Novos ataques israelenses abalaram Gaza pelo segundo dia consecutivo após o rompimento da trégua, segundo fontes locais.
Nuvens de fumaça cinzenta pairam sobre a Faixa, onde o Ministério da Saúde liderado por O Hamas disse que quase 200 pessoas foram mortas desde que a trégua foi quebrada há 24 horas. “O que estamos fazendo agora é atacar alvos militares do Hamas em toda a Faixa de Gaza”, disse o porta-voz das Forças de Defesa de Israel, Jonathan Conricus, aos repórteres. Com o reinício das hostilidades, o braço armado do Hamas recebeu “ordens para retomar os combates” e para “defender a Faixa de Gaza”, segundo uma fonte próxima do grupo que pediu anonimato. Os líderes internacionais e grupos humanitários condenaram o reinício das hostilidades. Os Estados Unidos afirmaram que estão a trabalhar com parceiros regionais para alcançar outro cessar-fogo. “Continuaremos a trabalhar com Israel, Egito e Catar para restaurar uma trégua”, disse o secretário de Defesa dos EUA, Lloyd Austin, a repórteres na Califórnia.
Israel, “mais de 400 alvos atingidos desde o fim da pausa”
Os militares israelitas afirmaram hoje que atacaram mais de 400 “alvos terroristas” na Faixa de Gaza desde o fim da calmaria nos combates com o Hamas. Estiveram envolvidas forças aéreas, navais e terrestres, especifica-se, acrescentando que aviões de combate atingiram “mais de 50 alvos num grande ataque na área de Khan Yunis”, no sul do território.
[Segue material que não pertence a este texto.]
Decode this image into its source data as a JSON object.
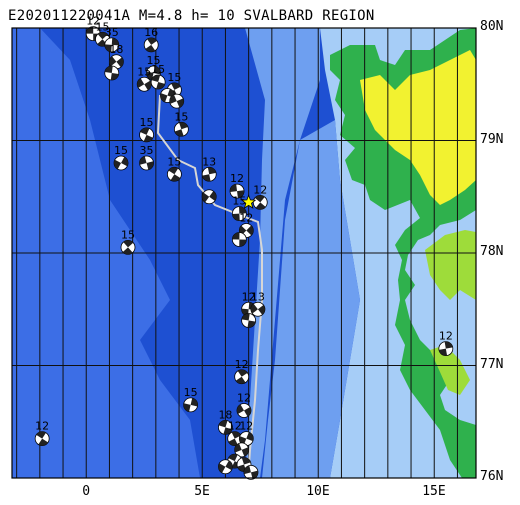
{
  "title": "E202011220041A M=4.8 h= 10 SVALBARD REGION",
  "x_axis": {
    "ticks": [
      {
        "lon": 0,
        "label": "0"
      },
      {
        "lon": 5,
        "label": "5E"
      },
      {
        "lon": 10,
        "label": "10E"
      },
      {
        "lon": 15,
        "label": "15E"
      }
    ]
  },
  "y_axis": {
    "ticks": [
      {
        "lat": 80,
        "label": "80N"
      },
      {
        "lat": 79,
        "label": "79N"
      },
      {
        "lat": 78,
        "label": "78N"
      },
      {
        "lat": 77,
        "label": "77N"
      },
      {
        "lat": 76,
        "label": "76N"
      }
    ]
  },
  "extent": {
    "lon_min": -3.2,
    "lon_max": 16.8,
    "lat_min": 76,
    "lat_max": 80
  },
  "colors": {
    "deep_sea": "#1e50d2",
    "mid_sea": "#3c6ee6",
    "shelf": "#6e9ff0",
    "shallow": "#a6cdf7",
    "land_low": "#2fb14d",
    "land_mid": "#9edc3a",
    "land_high": "#f2f230",
    "grid": "#111111",
    "epicenter": "#ffff00"
  },
  "epicenter": {
    "lon": 7.0,
    "lat": 78.45
  },
  "events": [
    {
      "lon": 0.3,
      "lat": 79.95,
      "label": "12"
    },
    {
      "lon": 0.7,
      "lat": 79.9,
      "label": "15"
    },
    {
      "lon": 1.1,
      "lat": 79.85,
      "label": "35"
    },
    {
      "lon": 1.3,
      "lat": 79.7,
      "label": "18"
    },
    {
      "lon": 1.1,
      "lat": 79.6,
      "label": ""
    },
    {
      "lon": 2.8,
      "lat": 79.85,
      "label": "16"
    },
    {
      "lon": 2.9,
      "lat": 79.6,
      "label": "15"
    },
    {
      "lon": 2.5,
      "lat": 79.5,
      "label": "15"
    },
    {
      "lon": 3.1,
      "lat": 79.52,
      "label": "15"
    },
    {
      "lon": 3.8,
      "lat": 79.45,
      "label": "15"
    },
    {
      "lon": 3.5,
      "lat": 79.4,
      "label": ""
    },
    {
      "lon": 3.9,
      "lat": 79.35,
      "label": ""
    },
    {
      "lon": 2.6,
      "lat": 79.05,
      "label": "15"
    },
    {
      "lon": 4.1,
      "lat": 79.1,
      "label": "15"
    },
    {
      "lon": 1.5,
      "lat": 78.8,
      "label": "15"
    },
    {
      "lon": 2.6,
      "lat": 78.8,
      "label": "35"
    },
    {
      "lon": 3.8,
      "lat": 78.7,
      "label": "15"
    },
    {
      "lon": 5.3,
      "lat": 78.7,
      "label": "13"
    },
    {
      "lon": 5.3,
      "lat": 78.5,
      "label": ""
    },
    {
      "lon": 6.5,
      "lat": 78.55,
      "label": "12"
    },
    {
      "lon": 7.5,
      "lat": 78.45,
      "label": "12"
    },
    {
      "lon": 6.6,
      "lat": 78.35,
      "label": "15"
    },
    {
      "lon": 6.9,
      "lat": 78.2,
      "label": "12"
    },
    {
      "lon": 6.6,
      "lat": 78.12,
      "label": ""
    },
    {
      "lon": 1.8,
      "lat": 78.05,
      "label": "15"
    },
    {
      "lon": 7.0,
      "lat": 77.5,
      "label": "12"
    },
    {
      "lon": 7.4,
      "lat": 77.5,
      "label": "13"
    },
    {
      "lon": 7.0,
      "lat": 77.4,
      "label": ""
    },
    {
      "lon": 6.7,
      "lat": 76.9,
      "label": "12"
    },
    {
      "lon": 4.5,
      "lat": 76.65,
      "label": "15"
    },
    {
      "lon": 6.8,
      "lat": 76.6,
      "label": "12"
    },
    {
      "lon": 6.0,
      "lat": 76.45,
      "label": "18"
    },
    {
      "lon": 6.4,
      "lat": 76.35,
      "label": "12"
    },
    {
      "lon": 6.9,
      "lat": 76.35,
      "label": "12"
    },
    {
      "lon": 6.7,
      "lat": 76.25,
      "label": ""
    },
    {
      "lon": 6.4,
      "lat": 76.15,
      "label": ""
    },
    {
      "lon": 6.8,
      "lat": 76.12,
      "label": ""
    },
    {
      "lon": 6.0,
      "lat": 76.1,
      "label": ""
    },
    {
      "lon": 7.1,
      "lat": 76.05,
      "label": ""
    },
    {
      "lon": -1.9,
      "lat": 76.35,
      "label": "12"
    },
    {
      "lon": 15.5,
      "lat": 77.15,
      "label": "12"
    }
  ]
}
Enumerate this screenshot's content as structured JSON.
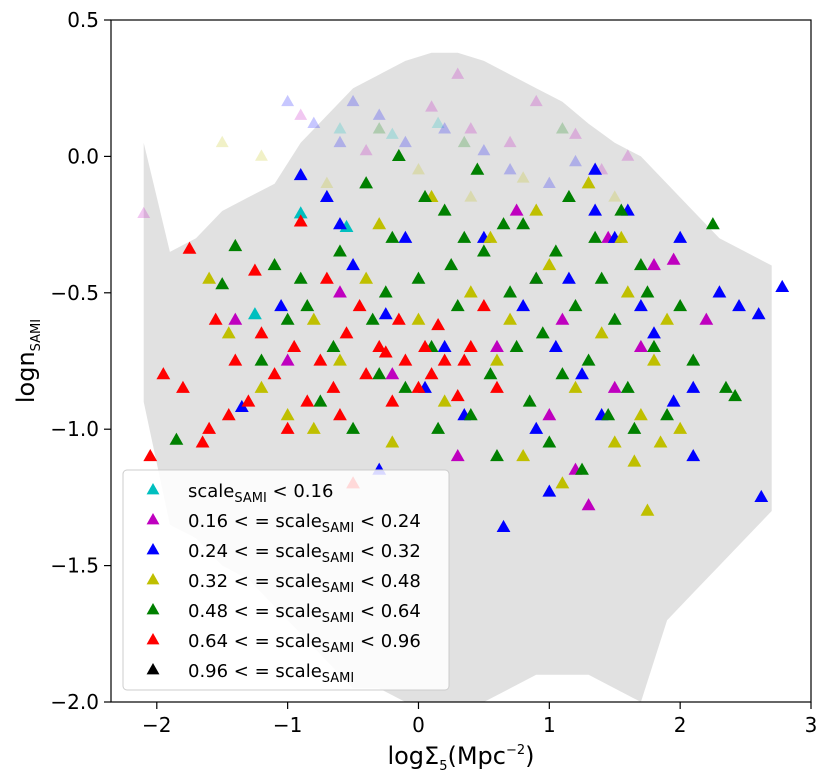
{
  "chart_data": {
    "type": "scatter",
    "title": "",
    "xlabel": "logΣ",
    "xlabel_sub": "5",
    "xlabel_unit": "(Mpc",
    "xlabel_sup": "−2",
    "xlabel_close": ")",
    "ylabel": "logn",
    "ylabel_sub": "SAMI",
    "xlim": [
      -2.35,
      3.0
    ],
    "ylim": [
      -2.0,
      0.5
    ],
    "xticks": [
      {
        "value": -2,
        "label": "−2"
      },
      {
        "value": -1,
        "label": "−1"
      },
      {
        "value": 0,
        "label": "0"
      },
      {
        "value": 1,
        "label": "1"
      },
      {
        "value": 2,
        "label": "2"
      },
      {
        "value": 3,
        "label": "3"
      }
    ],
    "yticks": [
      {
        "value": -2.0,
        "label": "−2.0"
      },
      {
        "value": -1.5,
        "label": "−1.5"
      },
      {
        "value": -1.0,
        "label": "−1.0"
      },
      {
        "value": -0.5,
        "label": "−0.5"
      },
      {
        "value": 0.0,
        "label": "0.0"
      },
      {
        "value": 0.5,
        "label": "0.5"
      }
    ],
    "grid": false,
    "legend_position": "lower-left",
    "error_band_color": "#dcdcdc",
    "error_band": [
      {
        "x": -2.1,
        "lo": -0.9,
        "hi": 0.05
      },
      {
        "x": -1.9,
        "lo": -1.35,
        "hi": -0.35
      },
      {
        "x": -1.7,
        "lo": -1.4,
        "hi": -0.3
      },
      {
        "x": -1.5,
        "lo": -1.5,
        "hi": -0.2
      },
      {
        "x": -1.3,
        "lo": -1.55,
        "hi": -0.15
      },
      {
        "x": -1.1,
        "lo": -1.65,
        "hi": -0.1
      },
      {
        "x": -0.9,
        "lo": -1.75,
        "hi": 0.05
      },
      {
        "x": -0.7,
        "lo": -1.85,
        "hi": 0.15
      },
      {
        "x": -0.5,
        "lo": -1.95,
        "hi": 0.25
      },
      {
        "x": -0.3,
        "lo": -1.95,
        "hi": 0.3
      },
      {
        "x": -0.1,
        "lo": -2.0,
        "hi": 0.35
      },
      {
        "x": 0.1,
        "lo": -2.0,
        "hi": 0.38
      },
      {
        "x": 0.3,
        "lo": -2.0,
        "hi": 0.38
      },
      {
        "x": 0.5,
        "lo": -2.0,
        "hi": 0.35
      },
      {
        "x": 0.7,
        "lo": -1.95,
        "hi": 0.3
      },
      {
        "x": 0.9,
        "lo": -1.9,
        "hi": 0.25
      },
      {
        "x": 1.1,
        "lo": -1.9,
        "hi": 0.2
      },
      {
        "x": 1.3,
        "lo": -1.9,
        "hi": 0.12
      },
      {
        "x": 1.5,
        "lo": -1.95,
        "hi": 0.05
      },
      {
        "x": 1.7,
        "lo": -2.0,
        "hi": 0.0
      },
      {
        "x": 1.9,
        "lo": -1.7,
        "hi": -0.1
      },
      {
        "x": 2.1,
        "lo": -1.6,
        "hi": -0.2
      },
      {
        "x": 2.3,
        "lo": -1.5,
        "hi": -0.3
      },
      {
        "x": 2.5,
        "lo": -1.4,
        "hi": -0.35
      },
      {
        "x": 2.7,
        "lo": -1.3,
        "hi": -0.4
      }
    ],
    "series": [
      {
        "name": "scale < 0.16",
        "legend_label": "scale",
        "legend_sub": "SAMI",
        "legend_suffix": " < 0.16",
        "color": "#00bfbf",
        "points": [
          [
            -1.25,
            -0.58
          ],
          [
            -0.9,
            -0.21
          ],
          [
            -0.55,
            -0.26
          ]
        ],
        "faded_points": [
          [
            -0.6,
            0.1
          ],
          [
            -0.2,
            0.08
          ],
          [
            0.15,
            0.12
          ]
        ]
      },
      {
        "name": "0.16 <= scale < 0.24",
        "legend_label": "0.16 < = scale",
        "legend_sub": "SAMI",
        "legend_suffix": " < 0.24",
        "color": "#bf00bf",
        "points": [
          [
            -1.4,
            -0.6
          ],
          [
            -1.0,
            -0.75
          ],
          [
            -0.6,
            -0.5
          ],
          [
            0.3,
            -1.1
          ],
          [
            0.9,
            -0.45
          ],
          [
            1.2,
            -1.15
          ],
          [
            1.5,
            -0.85
          ],
          [
            1.8,
            -0.4
          ],
          [
            1.95,
            -0.38
          ],
          [
            2.2,
            -0.6
          ],
          [
            0.6,
            -0.7
          ],
          [
            1.0,
            -0.95
          ],
          [
            1.3,
            -1.28
          ],
          [
            -0.2,
            -0.8
          ],
          [
            1.7,
            -0.7
          ],
          [
            0.75,
            -0.2
          ],
          [
            1.1,
            -0.6
          ],
          [
            1.45,
            -0.3
          ]
        ],
        "faded_points": [
          [
            -0.9,
            0.15
          ],
          [
            -0.4,
            0.02
          ],
          [
            0.1,
            0.18
          ],
          [
            0.4,
            0.1
          ],
          [
            0.7,
            0.05
          ],
          [
            0.9,
            0.2
          ],
          [
            1.2,
            0.08
          ],
          [
            1.4,
            -0.05
          ],
          [
            1.6,
            0.0
          ],
          [
            -2.1,
            -0.21
          ],
          [
            0.3,
            0.3
          ]
        ]
      },
      {
        "name": "0.24 <= scale < 0.32",
        "legend_label": "0.24 < = scale",
        "legend_sub": "SAMI",
        "legend_suffix": " < 0.32",
        "color": "#0000ff",
        "points": [
          [
            -0.9,
            -0.07
          ],
          [
            -0.6,
            -0.25
          ],
          [
            -0.5,
            -0.4
          ],
          [
            -0.25,
            -0.58
          ],
          [
            0.2,
            -0.7
          ],
          [
            0.5,
            -0.3
          ],
          [
            0.65,
            -1.36
          ],
          [
            0.9,
            -1.0
          ],
          [
            1.0,
            -1.23
          ],
          [
            1.25,
            -0.8
          ],
          [
            1.35,
            -0.05
          ],
          [
            1.5,
            -0.3
          ],
          [
            1.7,
            -0.55
          ],
          [
            1.95,
            -0.9
          ],
          [
            2.1,
            -0.85
          ],
          [
            2.3,
            -0.5
          ],
          [
            2.45,
            -0.55
          ],
          [
            2.6,
            -0.58
          ],
          [
            2.62,
            -1.25
          ],
          [
            2.78,
            -0.48
          ],
          [
            2.1,
            -1.1
          ],
          [
            1.8,
            -0.65
          ],
          [
            1.4,
            -0.95
          ],
          [
            0.8,
            -0.55
          ],
          [
            -0.1,
            -0.3
          ],
          [
            -1.35,
            -0.92
          ],
          [
            -0.7,
            -0.15
          ],
          [
            -1.05,
            -0.55
          ],
          [
            1.15,
            -0.45
          ],
          [
            0.35,
            -0.95
          ],
          [
            1.6,
            -0.2
          ],
          [
            2.0,
            -0.3
          ],
          [
            1.35,
            -0.2
          ],
          [
            -0.3,
            -1.15
          ],
          [
            0.05,
            -0.85
          ],
          [
            1.05,
            -0.7
          ]
        ],
        "faded_points": [
          [
            -1.0,
            0.2
          ],
          [
            -0.8,
            0.12
          ],
          [
            -0.5,
            0.2
          ],
          [
            -0.3,
            0.15
          ],
          [
            -0.1,
            0.05
          ],
          [
            0.2,
            0.1
          ],
          [
            0.5,
            0.02
          ],
          [
            0.7,
            -0.05
          ],
          [
            1.0,
            -0.1
          ],
          [
            1.2,
            -0.02
          ],
          [
            -0.6,
            0.05
          ]
        ]
      },
      {
        "name": "0.32 <= scale < 0.48",
        "legend_label": "0.32 < = scale",
        "legend_sub": "SAMI",
        "legend_suffix": " < 0.48",
        "color": "#bfbf00",
        "points": [
          [
            -1.45,
            -0.65
          ],
          [
            -1.2,
            -0.85
          ],
          [
            -1.0,
            -0.95
          ],
          [
            -0.8,
            -0.6
          ],
          [
            -0.6,
            -0.75
          ],
          [
            -0.4,
            -0.45
          ],
          [
            -0.2,
            -1.05
          ],
          [
            0.0,
            -0.6
          ],
          [
            0.2,
            -0.9
          ],
          [
            0.4,
            -0.5
          ],
          [
            0.6,
            -0.75
          ],
          [
            0.8,
            -1.1
          ],
          [
            1.0,
            -0.4
          ],
          [
            1.2,
            -0.85
          ],
          [
            1.4,
            -0.65
          ],
          [
            1.5,
            -1.05
          ],
          [
            1.6,
            -0.5
          ],
          [
            1.7,
            -0.95
          ],
          [
            1.75,
            -1.3
          ],
          [
            1.8,
            -0.75
          ],
          [
            1.9,
            -0.6
          ],
          [
            2.0,
            -1.0
          ],
          [
            0.9,
            -0.2
          ],
          [
            1.3,
            -0.1
          ],
          [
            -0.3,
            -0.25
          ],
          [
            0.55,
            -0.3
          ],
          [
            1.1,
            -1.2
          ],
          [
            1.65,
            -1.12
          ],
          [
            -1.6,
            -0.45
          ],
          [
            0.1,
            -0.15
          ],
          [
            1.55,
            -0.3
          ],
          [
            0.7,
            -0.6
          ],
          [
            1.85,
            -1.05
          ],
          [
            -0.8,
            -1.0
          ]
        ],
        "faded_points": [
          [
            -1.5,
            0.05
          ],
          [
            -1.2,
            0.0
          ],
          [
            -0.7,
            -0.1
          ],
          [
            0.0,
            -0.05
          ],
          [
            0.4,
            -0.15
          ],
          [
            0.8,
            -0.08
          ],
          [
            1.5,
            -0.15
          ]
        ]
      },
      {
        "name": "0.48 <= scale < 0.64",
        "legend_label": "0.48 < = scale",
        "legend_sub": "SAMI",
        "legend_suffix": " < 0.64",
        "color": "#008000",
        "points": [
          [
            -1.85,
            -1.04
          ],
          [
            -1.5,
            -0.47
          ],
          [
            -1.4,
            -0.33
          ],
          [
            -1.2,
            -0.75
          ],
          [
            -1.0,
            -0.6
          ],
          [
            -0.9,
            -0.45
          ],
          [
            -0.75,
            -0.9
          ],
          [
            -0.6,
            -0.35
          ],
          [
            -0.5,
            -1.0
          ],
          [
            -0.35,
            -0.6
          ],
          [
            -0.2,
            -0.3
          ],
          [
            -0.1,
            -0.85
          ],
          [
            0.0,
            -0.45
          ],
          [
            0.1,
            -0.7
          ],
          [
            0.2,
            -0.2
          ],
          [
            0.3,
            -0.55
          ],
          [
            0.4,
            -0.95
          ],
          [
            0.5,
            -0.35
          ],
          [
            0.55,
            -0.8
          ],
          [
            0.6,
            -1.1
          ],
          [
            0.7,
            -0.5
          ],
          [
            0.8,
            -0.25
          ],
          [
            0.85,
            -0.9
          ],
          [
            0.95,
            -0.65
          ],
          [
            1.0,
            -1.05
          ],
          [
            1.05,
            -0.35
          ],
          [
            1.1,
            -0.8
          ],
          [
            1.2,
            -0.55
          ],
          [
            1.25,
            -1.15
          ],
          [
            1.3,
            -0.75
          ],
          [
            1.4,
            -0.45
          ],
          [
            1.45,
            -0.95
          ],
          [
            1.5,
            -0.6
          ],
          [
            1.6,
            -0.85
          ],
          [
            1.7,
            -0.4
          ],
          [
            1.8,
            -0.7
          ],
          [
            1.9,
            -0.95
          ],
          [
            2.0,
            -0.55
          ],
          [
            2.1,
            -0.75
          ],
          [
            2.25,
            -0.25
          ],
          [
            2.35,
            -0.85
          ],
          [
            2.42,
            -0.88
          ],
          [
            0.05,
            -0.15
          ],
          [
            0.45,
            -0.05
          ],
          [
            -0.4,
            -0.1
          ],
          [
            -0.15,
            0.0
          ],
          [
            0.65,
            -0.25
          ],
          [
            1.15,
            -0.15
          ],
          [
            0.25,
            -0.4
          ],
          [
            -0.65,
            -0.7
          ],
          [
            -0.25,
            -0.5
          ],
          [
            0.9,
            -0.45
          ],
          [
            1.35,
            -0.3
          ],
          [
            1.65,
            -1.0
          ],
          [
            0.15,
            -1.0
          ],
          [
            -0.85,
            -0.55
          ],
          [
            -0.3,
            -0.8
          ],
          [
            0.75,
            -0.7
          ],
          [
            1.55,
            -0.2
          ],
          [
            -1.1,
            -0.4
          ],
          [
            0.35,
            -0.3
          ],
          [
            1.75,
            -0.5
          ]
        ],
        "faded_points": [
          [
            -0.3,
            0.1
          ],
          [
            0.35,
            0.05
          ],
          [
            1.1,
            0.1
          ]
        ]
      },
      {
        "name": "0.64 <= scale < 0.96",
        "legend_label": "0.64 < = scale",
        "legend_sub": "SAMI",
        "legend_suffix": " < 0.96",
        "color": "#ff0000",
        "points": [
          [
            -2.05,
            -1.1
          ],
          [
            -1.95,
            -0.8
          ],
          [
            -1.8,
            -0.85
          ],
          [
            -1.75,
            -0.34
          ],
          [
            -1.6,
            -1.0
          ],
          [
            -1.55,
            -0.6
          ],
          [
            -1.4,
            -0.75
          ],
          [
            -1.3,
            -0.9
          ],
          [
            -1.2,
            -0.65
          ],
          [
            -1.1,
            -0.8
          ],
          [
            -1.0,
            -1.0
          ],
          [
            -0.95,
            -0.7
          ],
          [
            -0.85,
            -0.9
          ],
          [
            -0.75,
            -0.75
          ],
          [
            -0.65,
            -0.85
          ],
          [
            -0.55,
            -0.65
          ],
          [
            -0.5,
            -1.2
          ],
          [
            -0.4,
            -0.8
          ],
          [
            -0.3,
            -0.7
          ],
          [
            -0.2,
            -0.9
          ],
          [
            -0.1,
            -0.75
          ],
          [
            0.0,
            -0.85
          ],
          [
            0.1,
            -0.8
          ],
          [
            0.2,
            -0.75
          ],
          [
            0.3,
            -0.88
          ],
          [
            0.4,
            -0.7
          ],
          [
            0.5,
            -0.55
          ],
          [
            0.6,
            -0.85
          ],
          [
            -1.25,
            -0.42
          ],
          [
            -0.9,
            -0.24
          ],
          [
            -0.7,
            -0.45
          ],
          [
            -0.45,
            -0.55
          ],
          [
            -0.15,
            -0.6
          ],
          [
            0.15,
            -0.62
          ],
          [
            0.35,
            -0.75
          ],
          [
            -1.65,
            -1.05
          ],
          [
            -1.45,
            -0.95
          ],
          [
            -0.6,
            -0.95
          ],
          [
            -0.25,
            -0.72
          ],
          [
            0.05,
            -0.7
          ]
        ],
        "faded_points": []
      },
      {
        "name": "0.96 <= scale",
        "legend_label": "0.96 < = scale",
        "legend_sub": "SAMI",
        "legend_suffix": "",
        "color": "#000000",
        "points": [],
        "faded_points": []
      }
    ]
  }
}
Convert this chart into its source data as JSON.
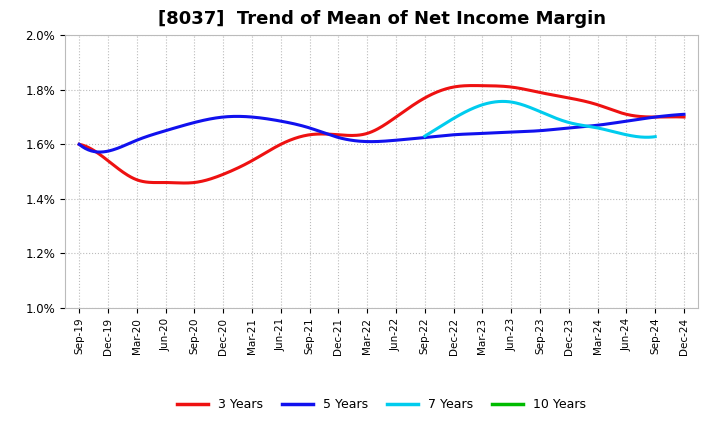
{
  "title": "[8037]  Trend of Mean of Net Income Margin",
  "title_fontsize": 13,
  "ylim": [
    0.01,
    0.02
  ],
  "yticks": [
    0.01,
    0.012,
    0.014,
    0.016,
    0.018,
    0.02
  ],
  "ytick_labels": [
    "1.0%",
    "1.2%",
    "1.4%",
    "1.6%",
    "1.8%",
    "2.0%"
  ],
  "x_labels": [
    "Sep-19",
    "Dec-19",
    "Mar-20",
    "Jun-20",
    "Sep-20",
    "Dec-20",
    "Mar-21",
    "Jun-21",
    "Sep-21",
    "Dec-21",
    "Mar-22",
    "Jun-22",
    "Sep-22",
    "Dec-22",
    "Mar-23",
    "Jun-23",
    "Sep-23",
    "Dec-23",
    "Mar-24",
    "Jun-24",
    "Sep-24",
    "Dec-24"
  ],
  "series": {
    "3 Years": {
      "color": "#ee1111",
      "values": [
        0.016,
        0.0154,
        0.0147,
        0.0146,
        0.0146,
        0.0149,
        0.0154,
        0.016,
        0.01635,
        0.01635,
        0.0164,
        0.017,
        0.0177,
        0.0181,
        0.01815,
        0.0181,
        0.0179,
        0.0177,
        0.01745,
        0.0171,
        0.017,
        0.017
      ]
    },
    "5 Years": {
      "color": "#1111ee",
      "values": [
        0.016,
        0.01575,
        0.01615,
        0.0165,
        0.0168,
        0.017,
        0.017,
        0.01685,
        0.0166,
        0.01625,
        0.0161,
        0.01615,
        0.01625,
        0.01635,
        0.0164,
        0.01645,
        0.0165,
        0.0166,
        0.0167,
        0.01685,
        0.017,
        0.0171
      ]
    },
    "7 Years": {
      "color": "#00ccee",
      "values": [
        null,
        null,
        null,
        null,
        null,
        null,
        null,
        null,
        null,
        null,
        null,
        null,
        0.0163,
        0.01695,
        0.01745,
        0.01755,
        0.0172,
        0.0168,
        0.0166,
        0.01635,
        0.01628,
        null
      ]
    },
    "10 Years": {
      "color": "#00bb00",
      "values": [
        null,
        null,
        null,
        null,
        null,
        null,
        null,
        null,
        null,
        null,
        null,
        null,
        null,
        null,
        null,
        null,
        null,
        null,
        null,
        null,
        null,
        null
      ]
    }
  },
  "legend_loc": "lower center",
  "background_color": "#ffffff",
  "plot_bg_color": "#ffffff",
  "grid_color": "#bbbbbb",
  "line_width": 2.2
}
Hamas, o número de mortos desde o fim da trégua é de 240
O governo do Hamas na Faixa de Gaza disse hoje que 240 pessoas foram mortas no território palestino desde o fim da calmaria nos combates. Outras 650 pessoas ficaram feridas em “centenas de ataques aéreos, bombardeios de artilharia e
da Marinha, em toda a Faixa de Gaza”, afirmou num comunicado, acrescentando que as forças israelitas “atacaram particularmente Khan Yunis, onde dezenas de casas foram destruídas”.
Unicef, antes da trégua já havia mais de 5300 crianças mortas
Antes da trégua nos combates, mais de 5.300 crianças palestinianas foram mortas em 48 dias de bombardeamentos implacáveis em Gaza, um número que não inclui muitas crianças ainda desaparecidas e presumivelmente enterradas sob os escombros. É o que afirma a Unicef, acrescentando: “as crianças precisam de um cessar-fogo humanitário duradouro. Todas as crianças do Estado da Palestina e de Israel merecem a paz. ser morto e ferido todos os dias. A Faixa de Gaza é novamente, desde ontem, o lugar mais perigoso do mundo para ser uma criança.” “Durante sete dias – explica a Diretora Geral do UNICEF, Catherine Russell – houve um raio de esperança para as crianças no meio deste horrível pesadelo. Mais de 30 crianças mantidas reféns em Gaza foram libertadas e reunidas com as suas famílias.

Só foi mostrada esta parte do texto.